Troubleshooting¶
TypeError: embedding(): argument 'indices' (position 2) must be Tensor, not BatchEncoding¶
You're on a transformers version that leaves a BatchEncoding wrapper after
.to(device). generation.py already extracts input_ids defensively — pull
main and re-run.
Frontend says "trace failed schema validation"¶
Expand the Show N validation issues block on the error banner to see the exact JSON-Pointer path the validator rejected. The most common causes:
- A producer emitting an older trace shape (e.g. parallel
top_k_token_idsarrays insidelogit_lensinstead of a flattop_karray of candidates). Update the producer to useserialize_trace_to_json; seeschema.md. - A float overshoot like
top_mass_used: 1.0000001. The current serializer clamps to[0, 1]at the JSON boundary; if you're producing JSON by hand, do the same.
Attention tab shows "trace generated without --capture-attention"¶
The frontend gates that tab on the top-level attention_metadata block. If
you're using the CLI, pass --capture-attention. If you're writing the JSON
yourself, build an AttentionMetadata dict from the probe's
num_attention_heads, num_key_value_heads, head_dim, and
target_layers and pass it into serialize_trace_to_json instead of None.

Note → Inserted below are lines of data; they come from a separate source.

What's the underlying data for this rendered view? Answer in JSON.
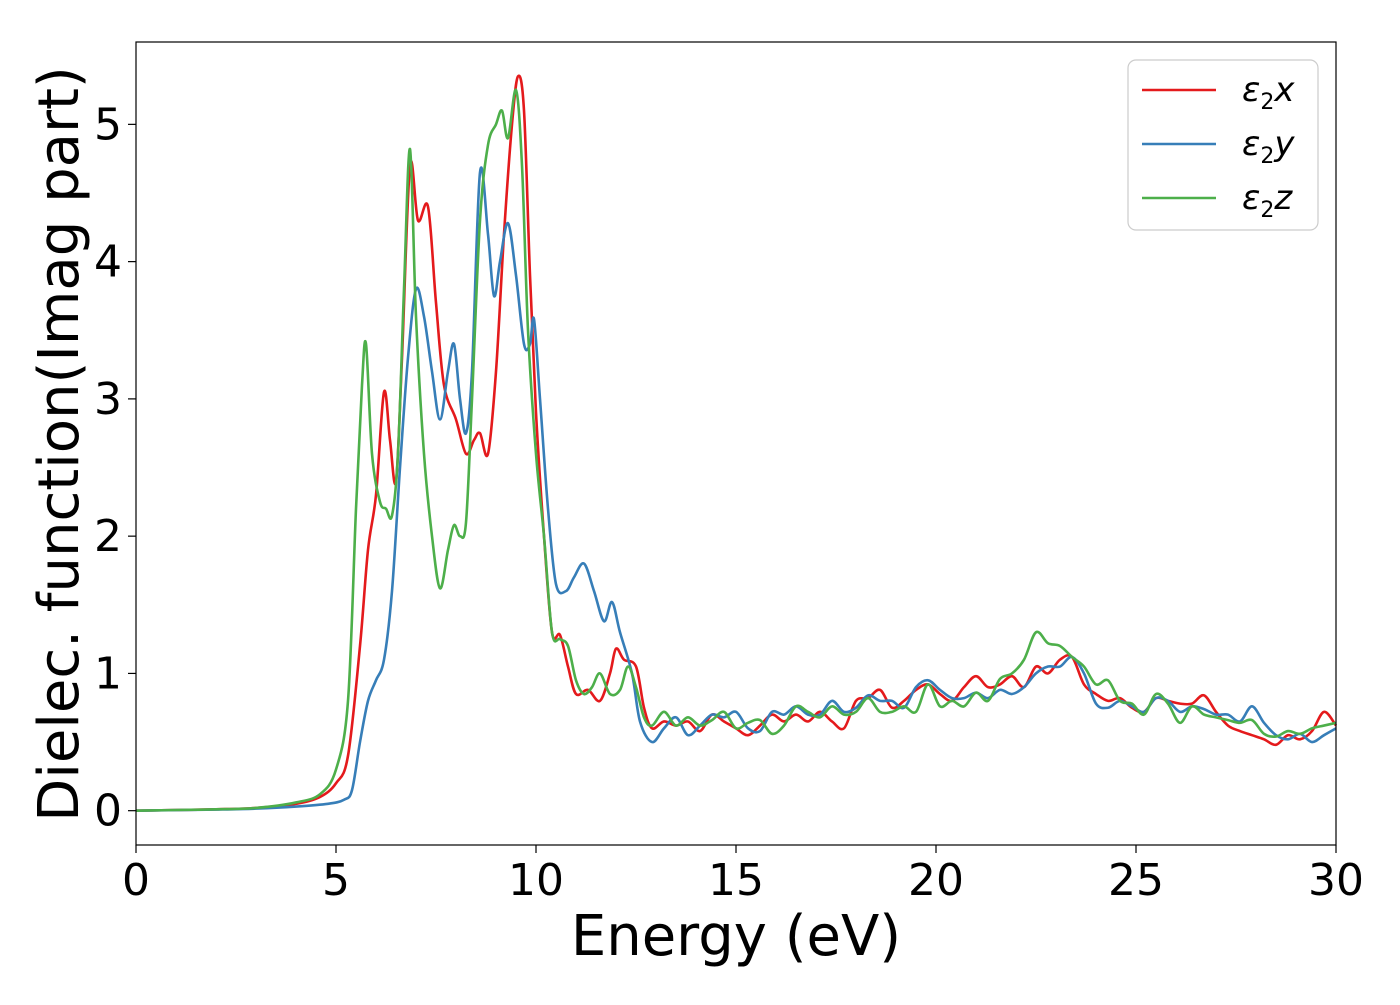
{
  "chart_data": {
    "type": "line",
    "xlabel": "Energy (eV)",
    "ylabel": "Dielec. function(Imag part)",
    "xlim": [
      0,
      30
    ],
    "ylim": [
      -0.25,
      5.6
    ],
    "xticks": [
      "0",
      "5",
      "10",
      "15",
      "20",
      "25",
      "30"
    ],
    "yticks": [
      "0",
      "1",
      "2",
      "3",
      "4",
      "5"
    ],
    "grid": false,
    "legend_position": "top-right",
    "series": [
      {
        "name": "ε₂x",
        "label_main": "ε",
        "label_sub": "2",
        "label_tail": "x",
        "color": "#e41a1c",
        "points": [
          [
            0,
            0
          ],
          [
            1,
            0.005
          ],
          [
            2,
            0.01
          ],
          [
            3,
            0.02
          ],
          [
            4,
            0.05
          ],
          [
            4.6,
            0.1
          ],
          [
            5.0,
            0.2
          ],
          [
            5.3,
            0.4
          ],
          [
            5.6,
            1.2
          ],
          [
            5.8,
            1.9
          ],
          [
            6.0,
            2.3
          ],
          [
            6.2,
            3.05
          ],
          [
            6.35,
            2.7
          ],
          [
            6.5,
            2.4
          ],
          [
            6.65,
            3.3
          ],
          [
            6.85,
            4.7
          ],
          [
            7.05,
            4.3
          ],
          [
            7.3,
            4.4
          ],
          [
            7.5,
            3.7
          ],
          [
            7.7,
            3.1
          ],
          [
            8.0,
            2.85
          ],
          [
            8.25,
            2.6
          ],
          [
            8.45,
            2.7
          ],
          [
            8.6,
            2.75
          ],
          [
            8.8,
            2.6
          ],
          [
            9.0,
            3.2
          ],
          [
            9.2,
            4.2
          ],
          [
            9.4,
            5.0
          ],
          [
            9.55,
            5.35
          ],
          [
            9.7,
            5.1
          ],
          [
            9.85,
            3.9
          ],
          [
            10.0,
            2.9
          ],
          [
            10.2,
            2.0
          ],
          [
            10.4,
            1.3
          ],
          [
            10.6,
            1.28
          ],
          [
            10.8,
            1.05
          ],
          [
            11.0,
            0.85
          ],
          [
            11.3,
            0.88
          ],
          [
            11.6,
            0.8
          ],
          [
            11.85,
            1.0
          ],
          [
            12.0,
            1.18
          ],
          [
            12.2,
            1.1
          ],
          [
            12.5,
            1.05
          ],
          [
            12.7,
            0.75
          ],
          [
            12.9,
            0.6
          ],
          [
            13.2,
            0.65
          ],
          [
            13.5,
            0.62
          ],
          [
            13.8,
            0.65
          ],
          [
            14.1,
            0.58
          ],
          [
            14.4,
            0.7
          ],
          [
            14.7,
            0.65
          ],
          [
            15.0,
            0.6
          ],
          [
            15.3,
            0.55
          ],
          [
            15.6,
            0.62
          ],
          [
            15.9,
            0.7
          ],
          [
            16.2,
            0.65
          ],
          [
            16.5,
            0.7
          ],
          [
            16.8,
            0.65
          ],
          [
            17.1,
            0.72
          ],
          [
            17.4,
            0.65
          ],
          [
            17.7,
            0.6
          ],
          [
            18.0,
            0.8
          ],
          [
            18.3,
            0.82
          ],
          [
            18.6,
            0.88
          ],
          [
            18.9,
            0.75
          ],
          [
            19.2,
            0.8
          ],
          [
            19.5,
            0.88
          ],
          [
            19.8,
            0.92
          ],
          [
            20.1,
            0.85
          ],
          [
            20.4,
            0.8
          ],
          [
            20.7,
            0.9
          ],
          [
            21.0,
            0.98
          ],
          [
            21.3,
            0.9
          ],
          [
            21.6,
            0.92
          ],
          [
            21.9,
            0.98
          ],
          [
            22.2,
            0.9
          ],
          [
            22.5,
            1.05
          ],
          [
            22.8,
            1.0
          ],
          [
            23.1,
            1.1
          ],
          [
            23.4,
            1.12
          ],
          [
            23.7,
            0.92
          ],
          [
            24.0,
            0.85
          ],
          [
            24.3,
            0.8
          ],
          [
            24.6,
            0.82
          ],
          [
            24.9,
            0.75
          ],
          [
            25.2,
            0.72
          ],
          [
            25.5,
            0.82
          ],
          [
            25.8,
            0.8
          ],
          [
            26.1,
            0.78
          ],
          [
            26.4,
            0.78
          ],
          [
            26.7,
            0.84
          ],
          [
            27.0,
            0.72
          ],
          [
            27.3,
            0.62
          ],
          [
            27.6,
            0.58
          ],
          [
            27.9,
            0.55
          ],
          [
            28.2,
            0.52
          ],
          [
            28.5,
            0.48
          ],
          [
            28.8,
            0.55
          ],
          [
            29.1,
            0.52
          ],
          [
            29.4,
            0.58
          ],
          [
            29.7,
            0.72
          ],
          [
            30.0,
            0.62
          ]
        ]
      },
      {
        "name": "ε₂y",
        "label_main": "ε",
        "label_sub": "2",
        "label_tail": "y",
        "color": "#377eb8",
        "points": [
          [
            0,
            0
          ],
          [
            1,
            0.004
          ],
          [
            2,
            0.008
          ],
          [
            3,
            0.015
          ],
          [
            4,
            0.03
          ],
          [
            4.8,
            0.05
          ],
          [
            5.2,
            0.08
          ],
          [
            5.4,
            0.15
          ],
          [
            5.6,
            0.5
          ],
          [
            5.8,
            0.8
          ],
          [
            6.0,
            0.95
          ],
          [
            6.2,
            1.1
          ],
          [
            6.4,
            1.6
          ],
          [
            6.6,
            2.5
          ],
          [
            6.8,
            3.3
          ],
          [
            7.0,
            3.8
          ],
          [
            7.2,
            3.6
          ],
          [
            7.4,
            3.2
          ],
          [
            7.6,
            2.85
          ],
          [
            7.8,
            3.2
          ],
          [
            7.95,
            3.4
          ],
          [
            8.1,
            3.0
          ],
          [
            8.25,
            2.75
          ],
          [
            8.4,
            3.2
          ],
          [
            8.6,
            4.65
          ],
          [
            8.8,
            4.2
          ],
          [
            8.95,
            3.75
          ],
          [
            9.1,
            4.0
          ],
          [
            9.3,
            4.28
          ],
          [
            9.5,
            3.9
          ],
          [
            9.7,
            3.4
          ],
          [
            9.85,
            3.4
          ],
          [
            9.95,
            3.58
          ],
          [
            10.1,
            3.0
          ],
          [
            10.3,
            2.2
          ],
          [
            10.5,
            1.65
          ],
          [
            10.75,
            1.6
          ],
          [
            10.95,
            1.7
          ],
          [
            11.2,
            1.8
          ],
          [
            11.45,
            1.6
          ],
          [
            11.7,
            1.38
          ],
          [
            11.9,
            1.52
          ],
          [
            12.1,
            1.3
          ],
          [
            12.4,
            1.0
          ],
          [
            12.6,
            0.65
          ],
          [
            12.9,
            0.5
          ],
          [
            13.2,
            0.6
          ],
          [
            13.5,
            0.68
          ],
          [
            13.8,
            0.55
          ],
          [
            14.1,
            0.62
          ],
          [
            14.4,
            0.7
          ],
          [
            14.7,
            0.68
          ],
          [
            15.0,
            0.72
          ],
          [
            15.3,
            0.6
          ],
          [
            15.6,
            0.58
          ],
          [
            15.9,
            0.72
          ],
          [
            16.2,
            0.7
          ],
          [
            16.5,
            0.76
          ],
          [
            16.8,
            0.7
          ],
          [
            17.1,
            0.7
          ],
          [
            17.4,
            0.8
          ],
          [
            17.7,
            0.72
          ],
          [
            18.0,
            0.75
          ],
          [
            18.3,
            0.84
          ],
          [
            18.6,
            0.8
          ],
          [
            18.9,
            0.8
          ],
          [
            19.2,
            0.75
          ],
          [
            19.5,
            0.9
          ],
          [
            19.8,
            0.95
          ],
          [
            20.1,
            0.88
          ],
          [
            20.4,
            0.82
          ],
          [
            20.7,
            0.82
          ],
          [
            21.0,
            0.86
          ],
          [
            21.3,
            0.82
          ],
          [
            21.6,
            0.88
          ],
          [
            21.9,
            0.85
          ],
          [
            22.2,
            0.9
          ],
          [
            22.5,
            1.0
          ],
          [
            22.8,
            1.05
          ],
          [
            23.1,
            1.05
          ],
          [
            23.4,
            1.12
          ],
          [
            23.7,
            1.0
          ],
          [
            24.0,
            0.78
          ],
          [
            24.3,
            0.75
          ],
          [
            24.6,
            0.8
          ],
          [
            24.9,
            0.76
          ],
          [
            25.2,
            0.72
          ],
          [
            25.5,
            0.82
          ],
          [
            25.8,
            0.8
          ],
          [
            26.1,
            0.72
          ],
          [
            26.4,
            0.76
          ],
          [
            26.7,
            0.74
          ],
          [
            27.0,
            0.7
          ],
          [
            27.3,
            0.7
          ],
          [
            27.6,
            0.65
          ],
          [
            27.9,
            0.76
          ],
          [
            28.2,
            0.64
          ],
          [
            28.5,
            0.55
          ],
          [
            28.8,
            0.52
          ],
          [
            29.1,
            0.56
          ],
          [
            29.4,
            0.5
          ],
          [
            29.7,
            0.55
          ],
          [
            30.0,
            0.6
          ]
        ]
      },
      {
        "name": "ε₂z",
        "label_main": "ε",
        "label_sub": "2",
        "label_tail": "z",
        "color": "#4daf4a",
        "points": [
          [
            0,
            0
          ],
          [
            1,
            0.005
          ],
          [
            2,
            0.01
          ],
          [
            3,
            0.02
          ],
          [
            4,
            0.06
          ],
          [
            4.6,
            0.12
          ],
          [
            5.0,
            0.3
          ],
          [
            5.3,
            0.8
          ],
          [
            5.5,
            2.2
          ],
          [
            5.65,
            3.1
          ],
          [
            5.75,
            3.4
          ],
          [
            5.9,
            2.6
          ],
          [
            6.1,
            2.25
          ],
          [
            6.25,
            2.2
          ],
          [
            6.4,
            2.15
          ],
          [
            6.55,
            2.6
          ],
          [
            6.7,
            3.8
          ],
          [
            6.85,
            4.82
          ],
          [
            7.0,
            3.6
          ],
          [
            7.2,
            2.6
          ],
          [
            7.4,
            2.0
          ],
          [
            7.6,
            1.62
          ],
          [
            7.8,
            1.9
          ],
          [
            7.95,
            2.08
          ],
          [
            8.1,
            2.0
          ],
          [
            8.25,
            2.1
          ],
          [
            8.4,
            3.0
          ],
          [
            8.6,
            4.3
          ],
          [
            8.8,
            4.85
          ],
          [
            9.0,
            5.0
          ],
          [
            9.15,
            5.1
          ],
          [
            9.3,
            4.9
          ],
          [
            9.5,
            5.25
          ],
          [
            9.65,
            4.7
          ],
          [
            9.8,
            3.5
          ],
          [
            10.0,
            2.6
          ],
          [
            10.2,
            2.0
          ],
          [
            10.4,
            1.3
          ],
          [
            10.6,
            1.25
          ],
          [
            10.8,
            1.2
          ],
          [
            11.0,
            0.95
          ],
          [
            11.2,
            0.85
          ],
          [
            11.4,
            0.9
          ],
          [
            11.6,
            1.0
          ],
          [
            11.85,
            0.85
          ],
          [
            12.1,
            0.88
          ],
          [
            12.3,
            1.05
          ],
          [
            12.5,
            0.9
          ],
          [
            12.7,
            0.68
          ],
          [
            12.9,
            0.62
          ],
          [
            13.2,
            0.72
          ],
          [
            13.5,
            0.62
          ],
          [
            13.8,
            0.68
          ],
          [
            14.1,
            0.62
          ],
          [
            14.4,
            0.66
          ],
          [
            14.7,
            0.72
          ],
          [
            15.0,
            0.6
          ],
          [
            15.3,
            0.64
          ],
          [
            15.6,
            0.66
          ],
          [
            15.9,
            0.56
          ],
          [
            16.2,
            0.62
          ],
          [
            16.5,
            0.76
          ],
          [
            16.8,
            0.72
          ],
          [
            17.1,
            0.68
          ],
          [
            17.4,
            0.76
          ],
          [
            17.7,
            0.7
          ],
          [
            18.0,
            0.72
          ],
          [
            18.3,
            0.82
          ],
          [
            18.6,
            0.72
          ],
          [
            18.9,
            0.72
          ],
          [
            19.2,
            0.76
          ],
          [
            19.5,
            0.72
          ],
          [
            19.8,
            0.92
          ],
          [
            20.1,
            0.76
          ],
          [
            20.4,
            0.8
          ],
          [
            20.7,
            0.76
          ],
          [
            21.0,
            0.86
          ],
          [
            21.3,
            0.8
          ],
          [
            21.6,
            0.96
          ],
          [
            21.9,
            1.0
          ],
          [
            22.2,
            1.1
          ],
          [
            22.5,
            1.3
          ],
          [
            22.8,
            1.22
          ],
          [
            23.1,
            1.2
          ],
          [
            23.4,
            1.12
          ],
          [
            23.7,
            1.05
          ],
          [
            24.0,
            0.92
          ],
          [
            24.3,
            0.95
          ],
          [
            24.6,
            0.8
          ],
          [
            24.9,
            0.78
          ],
          [
            25.2,
            0.7
          ],
          [
            25.5,
            0.85
          ],
          [
            25.8,
            0.78
          ],
          [
            26.1,
            0.64
          ],
          [
            26.4,
            0.76
          ],
          [
            26.7,
            0.7
          ],
          [
            27.0,
            0.68
          ],
          [
            27.3,
            0.66
          ],
          [
            27.6,
            0.64
          ],
          [
            27.9,
            0.66
          ],
          [
            28.2,
            0.56
          ],
          [
            28.5,
            0.54
          ],
          [
            28.8,
            0.58
          ],
          [
            29.1,
            0.56
          ],
          [
            29.4,
            0.6
          ],
          [
            29.7,
            0.62
          ],
          [
            30.0,
            0.64
          ]
        ]
      }
    ]
  }
}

examples/qwen_attention_inspect.py
does this end-to-end.
Gated model (e.g. Llama) returns 401¶
export HUGGINGFACE_HUB_TOKEN=hf_...
…and retry.
CLI generation takes minutes on first run for a new model¶
That's the HuggingFace download. Subsequent runs hit the on-disk cache
(~/.cache/huggingface by default; override with HF_HOME) and are fast.
Heatmap is huge / unreadable for long generations¶
Use the step-range slider in the SPA, or pass --max-new-tokens lower on the
CLI, or only render source="raw" in the matplotlib plot.
Frontend always shows the bundled sample after I drop a file¶
Fixed: the landing page now seeds the trace store with the loaded trace and
routes to /trace/uploaded (or /trace/uploaded-csv) instead of
/trace/sample. Pull main and re-run.